STAT545-UBC / Discussion

Public discussion
38 stars 20 forks source link

Quickly correlating multiple variables #502

Open aramcb opened 6 years ago

aramcb commented 6 years ago

I have a dataframe (df) that looks like below (dput at bottom of post). There are 3 strains of animals (N2, YT17, KP4) with 6 response variables (e.g., probability, duration, speed, etc) and a corresponding score (percent_diff) for each of the variables. I would like to see if across animal strains are the scores (percent_diff) is correlated with each other? So for example, does a high probability score (percent_diff) correlated with a high duration score (percent_diff)?

Is there a quick way to draw a scatterplot correlating each variable's score with every other variable? So for instance, a scatterplot where the x-value is (percent_diff) for duration and the y-value is percent_diff for speed?

I am aware I can spread the variable scores but that does not quickly solve the correlation issue.

Let me know if you have any tips for this!
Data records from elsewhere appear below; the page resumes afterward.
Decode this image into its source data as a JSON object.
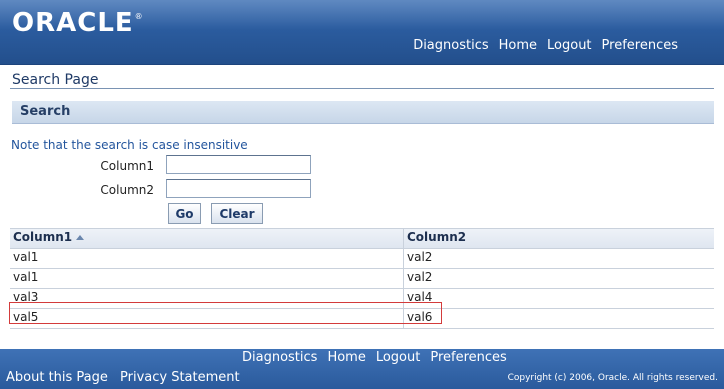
{
  "header": {
    "logo": "ORACLE",
    "logo_mark": "®",
    "nav": [
      "Diagnostics",
      "Home",
      "Logout",
      "Preferences"
    ]
  },
  "page": {
    "title": "Search Page"
  },
  "search": {
    "section_title": "Search",
    "note": "Note that the search is case insensitive",
    "field1_label": "Column1",
    "field1_value": "",
    "field2_label": "Column2",
    "field2_value": "",
    "go_label": "Go",
    "clear_label": "Clear"
  },
  "table": {
    "headers": [
      "Column1",
      "Column2"
    ],
    "rows": [
      [
        "val1",
        "val2"
      ],
      [
        "val1",
        "val2"
      ],
      [
        "val3",
        "val4"
      ],
      [
        "val5",
        "val6"
      ]
    ],
    "sorted_column": "Column1",
    "sort_direction": "ascending"
  },
  "footer": {
    "nav": [
      "Diagnostics",
      "Home",
      "Logout",
      "Preferences"
    ],
    "about": "About this Page",
    "privacy": "Privacy Statement",
    "copyright": "Copyright (c) 2006, Oracle. All rights reserved."
  },
  "colors": {
    "brand_blue": "#2b5c9f",
    "highlight_border": "#d33b3b"
  }
}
Thank you,

image

df <- structure(list(strain = structure(c(1L, 1L, 1L, 1L, 1L, 1L, 4L, 4L, 4L, 4L, 4L, 4L, 5L, 5L, 5L, 5L, 5L, 5L), .Label = c("N2", "3-days-old", "VG88_1s", "YT17", "KP4", "VC1052", "DA1371", "CB120", "EK228", "FX05775", "KG518", "KG744", "KP1182", "lid_off", "MH24301", "PY1589", "RB1256", "RB824", "RM2710", "TM3577", "VC1052_cntm", "VC117", "VC20144", "VC228", "VM487"), class = "factor"), variable = structure(c(1L, 2L, 3L, 4L, 5L, 6L, 1L, 2L, 3L, 4L, 5L, 6L, 1L, 2L, 3L, 4L, 5L, 6L), .Label = c("prob", "dura", "spd", "mag", "dist", "alrev" ), class = "factor"), percent_diff = c(86.9321198291465, 76.4846917917094, 88.7306176350036, 57.5624885696056, 67.5176298547265, 85.2178945914899, 92.4254628567501, 76.2359628573487, 96.6405841321961, 70.2954995722212, 74.331748324351, 80.7151938970121, 63.5297840817911, 64.7310412896858, 90.1554309717398, 41.383659140458, 59.6974911225825, 91.6167664670659 )), .Names = c("strain", "variable", "percent_diff"), row.names = c(NA, -18L), class = "data.frame")
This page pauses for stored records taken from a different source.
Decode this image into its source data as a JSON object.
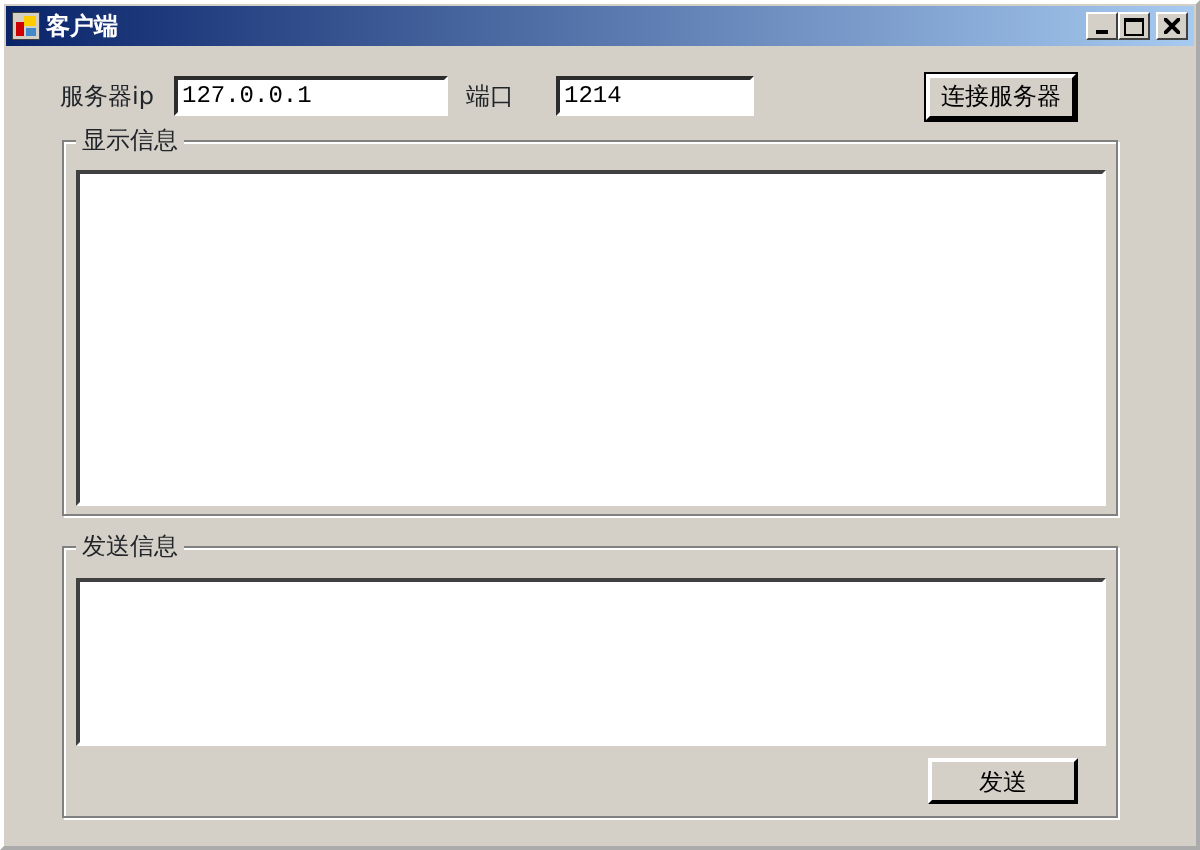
{
  "window": {
    "title": "客户端"
  },
  "server_ip": {
    "label": "服务器ip",
    "value": "127.0.0.1"
  },
  "port": {
    "label": "端口",
    "value": "1214"
  },
  "connect_button": {
    "label": "连接服务器"
  },
  "display_group": {
    "title": "显示信息"
  },
  "send_group": {
    "title": "发送信息"
  },
  "send_button": {
    "label": "发送"
  }
}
dtavern commented 6 years ago

You can easily extract correlation coefficients and place them in a n x n matrix (where n is the number of variables of interest) using package corrplot

In corrplot there is a function corrplot that you can plot a cor() output. You need to have your data in wide format with each column corresponding to a variable of interest.

example: corrplot( cor(df[1:3,]), method = "number")

However, these are Pearson's correlations and require linear relationships.

(Check out the vignette here)

If you want to look into plotting each variable against every other one, there are ways to do this in base plot, lattice and ggplot

Theres a good chapter on a data exploration in Analyzing Ecological Data by Zuur et al., 2007 (available as an eBook via UBC library) that outlines various visualization methods for digging into your data.

aramcb commented 6 years ago

@dtavern ah what a great package! thx!